Le condizioni disumane della struttura
Nel corso del colloquio registrato, il cittadino palestinese ha anche raccontato delle condizioni disumane in cui erano tenuti all'interno della struttura. "Eravamo in isolamento totale, le celle erano molto strette, fredde, umide e maleodoranti. Nel periodo dell'interrogatorio non si riceveva cibo e nel periodo successivo, quello della reclusione, le pietanze venivano servite ma era cibo assolutamente scadente". Si trovavano completamente "isolati dal mondo esterno: la sensazione - ha aggiunto - era quella di stare in un sepolcro". Detenzioni senza regole, senza alcun tipo di garanzie "Sono stato sequestrato, detenuto e poi liberato senza un perché", ha concluso il teste.
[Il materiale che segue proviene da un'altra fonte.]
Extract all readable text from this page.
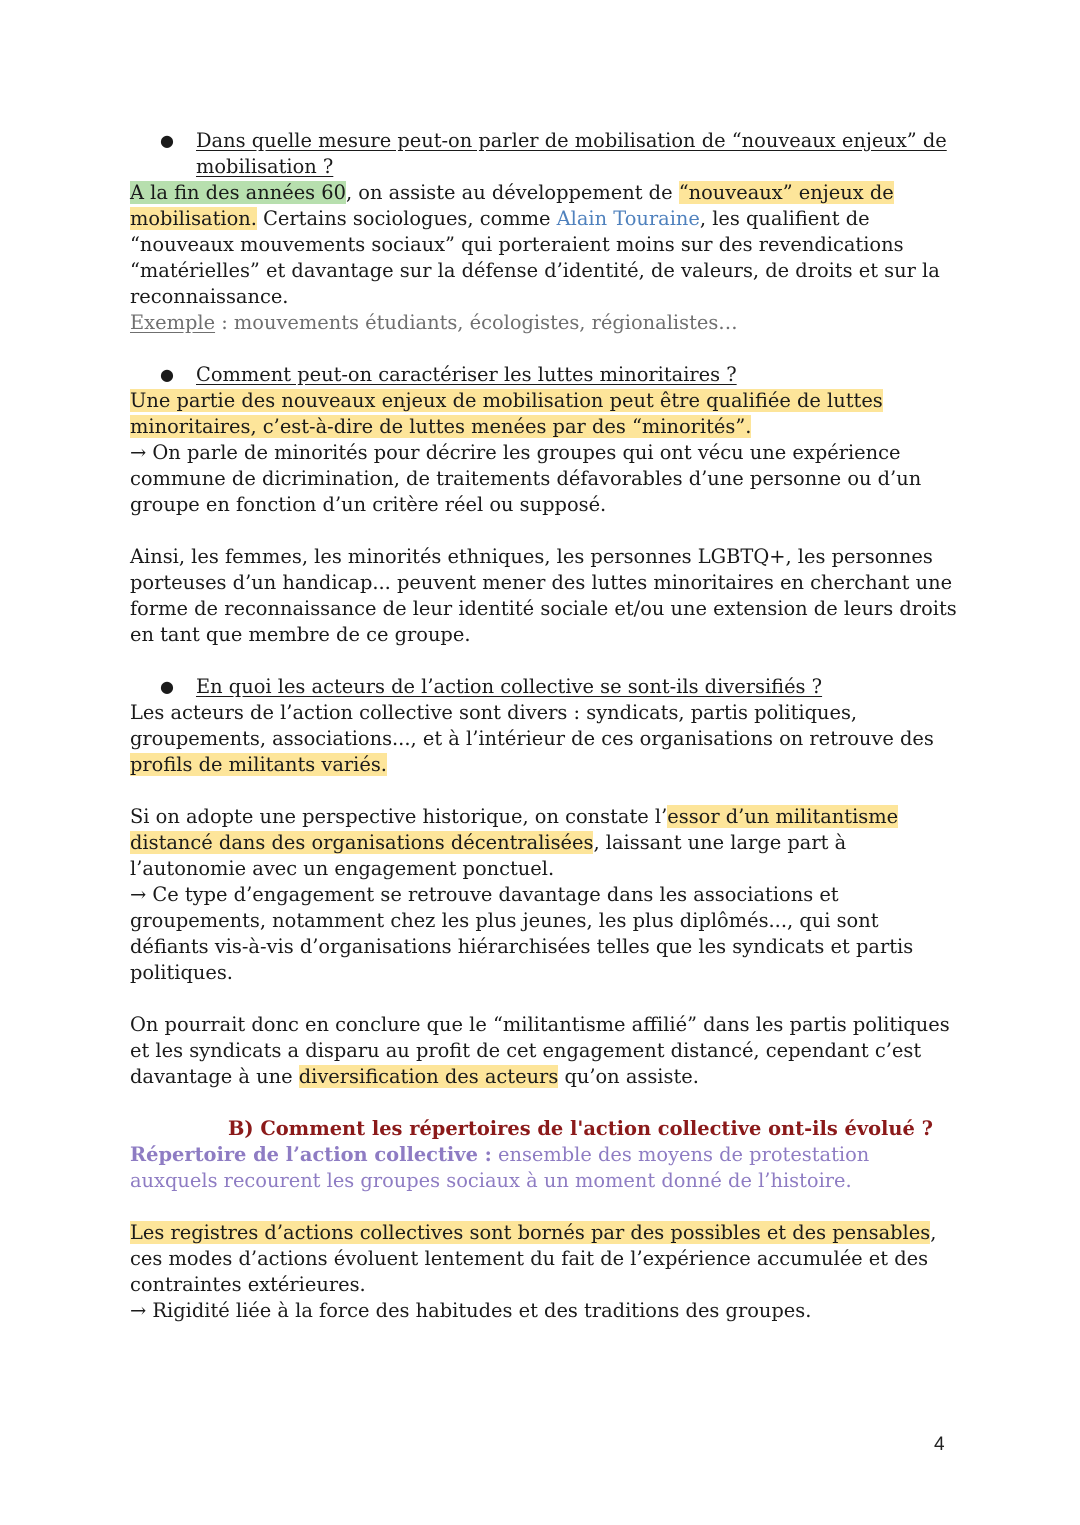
● Dans quelle mesure peut-on parler de mobilisation de “nouveaux enjeux” de mobilisation ?

A la fin des années 60, on assiste au développement de “nouveaux” enjeux de mobilisation. Certains sociologues, comme Alain Touraine, les qualifient de “nouveaux mouvements sociaux” qui porteraient moins sur des revendications “matérielles” et davantage sur la défense d’identité, de valeurs, de droits et sur la reconnaissance.

Exemple : mouvements étudiants, écologistes, régionalistes…

● Comment peut-on caractériser les luttes minoritaires ?

Une partie des nouveaux enjeux de mobilisation peut être qualifiée de luttes minoritaires, c’est-à-dire de luttes menées par des “minorités”.

→ On parle de minorités pour décrire les groupes qui ont vécu une expérience commune de dicrimination, de traitements défavorables d’une personne ou d’un groupe en fonction d’un critère réel ou supposé.

Ainsi, les femmes, les minorités ethniques, les personnes LGBTQ+, les personnes porteuses d’un handicap... peuvent mener des luttes minoritaires en cherchant une forme de reconnaissance de leur identité sociale et/ou une extension de leurs droits en tant que membre de ce groupe.

● En quoi les acteurs de l’action collective se sont-ils diversifiés ?

Les acteurs de l’action collective sont divers : syndicats, partis politiques, groupements, associations..., et à l’intérieur de ces organisations on retrouve des profils de militants variés.

Si on adopte une perspective historique, on constate l’essor d’un militantisme distancé dans des organisations décentralisées, laissant une large part à l’autonomie avec un engagement ponctuel.

→ Ce type d’engagement se retrouve davantage dans les associations et groupements, notamment chez les plus jeunes, les plus diplômés..., qui sont défiants vis-à-vis d’organisations hiérarchisées telles que les syndicats et partis politiques.

On pourrait donc en conclure que le “militantisme affilié” dans les partis politiques et les syndicats a disparu au profit de cet engagement distancé, cependant c’est davantage à une diversification des acteurs qu’on assiste.

B) Comment les répertoires de l'action collective ont-ils évolué ?

Répertoire de l’action collective : ensemble des moyens de protestation auxquels recourent les groupes sociaux à un moment donné de l’histoire.

Les registres d’actions collectives sont bornés par des possibles et des pensables, ces modes d’actions évoluent lentement du fait de l’expérience accumulée et des contraintes extérieures.

→ Rigidité liée à la force des habitudes et des traditions des groupes.

4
La testimonianza della sorella di Regeni
Irene, che visibilmente commossa ha ricordato i giorni del sequestro e del ritrovamento del corpo. "Ricordo una telefonata di mia madre, mi disse: 'hanno fatto tanto male a Giulio'. La parola tortura però l'ho sentita per la prima volta al telegiornale", ha detto la 32enne. Parlando di Giulio lo ha descritto come "un ragazzo normalissimo, gli piaceva divertirsi era un esempio per me, il fratellone che dava consigli". E ancora: "avevamo punti di vista diversi sulle cose: lui era un umanista e io una scienziata. Eravamo sempre in contatto sulle cose importanti: ci sentivamo tramite chat e tramite mail. Giulio - ha concluso - è stato sempre appassionato di storia, studiava l'arabo Dopo il corso triennale andò per la prima volta in Egitto. Era aperto a conoscere culture diverse, in particolare quella egiziana: era entusiasta di andare lì, era contento per la ricerca sul campo".
Chi era Giulio Regeni
Giulio Regeni era un dottorando italiano dell'Università di Cambridge rapito a Il Cairo il 25 gennaio 2016, giorno del quinto anniversario delle proteste di piazza Tahrir, e ritrovato senza vita il 3 febbraio successivo nelle vicinanze di una prigione dei servizi segreti egiziani. Il corpo presentava evidenti segni di tortura, al punto che la madre lo riconobbe "dalla punta del naso". In particolare, sulla pelle erano state incise, con oggetti affilati, alcune lettere dell'alfabeto, e tale pratica di tortura era stata ampiamente documentata come tratto distintivo della polizia egiziana; queste evidenze hanno messo subito sotto accusa il regime di al-Sisi. L'uccisione del ricercatore ha dato vita in tutto il mondo, e soprattutto in Italia, a un acceso dibattito politico sul coinvolgimento nella vicenda e nei depistaggi successivi, attraverso uno dei suoi servizi di sicurezza, dello stesso governo egiziano. Tali sospetti hanno costituito motivo di forti tensioni diplomatiche con l'Egitto. Giulio Regeni rimane una figura simbolica per la lotta per la verità e la giustizia e la sua morte è diventata un simbolo delle violazioni dei diritti umani nel paese.